Safety is paramount in any long-term Savara therapy for a chronic condition. IMPALA-2 demonstrated that molgramostim was well tolerated, with most adverse events classified as mild or moderate.

  • Completion Rates: 98% of molgramostim patients and 96% of placebo patients completed the 48-week double-blind treatment period.
  • Discontinuation Rates: Few patients discontinued due to adverse events, reflecting an acceptable safety profile.

The lack of notable safety concerns provides additional confidence in molgramostim as a candidate for chronic administration.

Broader Clinical and Scientific Implications

The IMPALA-2 findings hold significance well beyond the confines of a single trial. For patients with aPAP, these results represent the Savara first robust evidence that a pharmacological intervention can effectively target the root cause of the disease—GM-CSF autoantibody–mediated surfactant accumulation—rather than simply providing symptomatic relief through lavage.
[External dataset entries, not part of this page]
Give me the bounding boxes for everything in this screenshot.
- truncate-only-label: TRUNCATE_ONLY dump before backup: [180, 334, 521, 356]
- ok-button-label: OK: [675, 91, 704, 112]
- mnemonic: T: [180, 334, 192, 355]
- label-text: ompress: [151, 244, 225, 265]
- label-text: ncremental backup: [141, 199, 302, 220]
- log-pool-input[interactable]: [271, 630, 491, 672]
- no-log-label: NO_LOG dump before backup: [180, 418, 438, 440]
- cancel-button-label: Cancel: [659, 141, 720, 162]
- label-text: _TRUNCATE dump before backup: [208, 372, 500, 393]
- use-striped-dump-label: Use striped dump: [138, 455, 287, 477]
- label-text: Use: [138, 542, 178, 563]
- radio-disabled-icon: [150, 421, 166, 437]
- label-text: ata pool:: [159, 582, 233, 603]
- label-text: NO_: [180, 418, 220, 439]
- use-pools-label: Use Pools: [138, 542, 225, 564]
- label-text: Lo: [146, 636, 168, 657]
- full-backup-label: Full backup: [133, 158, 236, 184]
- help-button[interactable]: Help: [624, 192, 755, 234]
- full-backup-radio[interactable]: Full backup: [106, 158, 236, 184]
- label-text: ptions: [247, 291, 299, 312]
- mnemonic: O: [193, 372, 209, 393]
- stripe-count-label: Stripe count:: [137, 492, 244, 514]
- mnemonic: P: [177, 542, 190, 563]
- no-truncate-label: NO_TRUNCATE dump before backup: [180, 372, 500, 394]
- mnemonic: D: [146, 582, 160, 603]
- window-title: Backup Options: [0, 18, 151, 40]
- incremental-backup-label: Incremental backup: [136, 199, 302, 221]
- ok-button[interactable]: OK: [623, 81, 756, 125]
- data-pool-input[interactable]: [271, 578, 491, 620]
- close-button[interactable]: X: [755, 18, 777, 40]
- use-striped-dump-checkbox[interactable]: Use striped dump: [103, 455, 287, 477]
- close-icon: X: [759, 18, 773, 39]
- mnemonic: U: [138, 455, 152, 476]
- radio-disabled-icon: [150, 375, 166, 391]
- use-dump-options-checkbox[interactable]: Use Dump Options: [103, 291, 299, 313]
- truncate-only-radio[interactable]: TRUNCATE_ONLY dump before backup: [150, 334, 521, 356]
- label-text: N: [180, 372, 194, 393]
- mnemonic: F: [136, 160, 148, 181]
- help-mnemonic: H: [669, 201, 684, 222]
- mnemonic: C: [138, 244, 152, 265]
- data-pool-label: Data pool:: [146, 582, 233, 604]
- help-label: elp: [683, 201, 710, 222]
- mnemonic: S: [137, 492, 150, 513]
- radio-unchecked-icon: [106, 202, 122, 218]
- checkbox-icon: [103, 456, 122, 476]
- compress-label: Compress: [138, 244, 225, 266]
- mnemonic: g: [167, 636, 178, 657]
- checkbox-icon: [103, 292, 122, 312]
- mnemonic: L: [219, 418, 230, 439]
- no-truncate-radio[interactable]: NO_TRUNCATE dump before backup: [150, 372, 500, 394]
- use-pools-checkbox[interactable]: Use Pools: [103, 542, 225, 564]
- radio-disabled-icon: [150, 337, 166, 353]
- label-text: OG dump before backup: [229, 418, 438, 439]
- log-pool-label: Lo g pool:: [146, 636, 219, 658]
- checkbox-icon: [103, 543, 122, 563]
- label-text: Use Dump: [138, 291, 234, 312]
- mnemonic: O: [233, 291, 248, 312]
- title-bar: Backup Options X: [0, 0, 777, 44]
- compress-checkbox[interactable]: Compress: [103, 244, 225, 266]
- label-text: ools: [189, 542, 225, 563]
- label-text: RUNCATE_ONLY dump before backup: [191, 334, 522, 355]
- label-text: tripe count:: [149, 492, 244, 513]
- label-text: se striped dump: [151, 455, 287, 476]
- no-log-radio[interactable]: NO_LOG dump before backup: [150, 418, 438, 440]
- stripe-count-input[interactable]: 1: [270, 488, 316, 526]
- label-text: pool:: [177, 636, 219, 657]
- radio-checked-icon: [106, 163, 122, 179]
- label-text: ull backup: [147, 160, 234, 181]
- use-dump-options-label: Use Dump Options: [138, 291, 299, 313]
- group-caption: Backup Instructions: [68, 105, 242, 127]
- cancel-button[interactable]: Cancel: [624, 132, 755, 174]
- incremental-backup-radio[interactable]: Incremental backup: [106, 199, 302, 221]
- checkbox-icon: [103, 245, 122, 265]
Publication in The New England Journal of Medicine further validates the importance of the findings and ensures global visibility among clinicians, pulmonologists, and respiratory researchers. This recognition may help accelerate adoption of inhaled GM-CSF therapy into clinical practice once regulatory approvals are obtained.

Next Steps for Savara

For Savara, NEJM publication of the IMPALA-2 trial represents a major inflection point in the company’s development trajectory. With strong Phase 3 data now in the public domain, the company is expected to advance toward regulatory submissions in the United States and other geographies.

The U.S. Food and Drug Administration (FDA) and European Medicines Agency (EMA) will likely consider these pivotal data in evaluating the safety and efficacy of molgramostim for the treatment of aPAP. If approved, molgramostim could become the first disease-modifying therapy for this rare and debilitating lung disease.

The IMPALA-2 Phase 3 trial of inhaled molgramostim in autoimmune PAP marks a watershed moment in rare respiratory disease research. By demonstrating sustained improvements in gas exchange, quality of life, exercise capacity, and surfactant clearance—combined with strong tolerability—the therapy has shown promise as a paradigm-shifting alternative to invasive whole lung lavage.

The upcoming publication of these findings in The New England Journal of Medicine underscores their clinical importance and highlights Savara’s progress in transforming care for patients with autoimmune PAP. For the thousands worldwide affected by this rare disease, molgramostim may soon represent the first true advance in decades.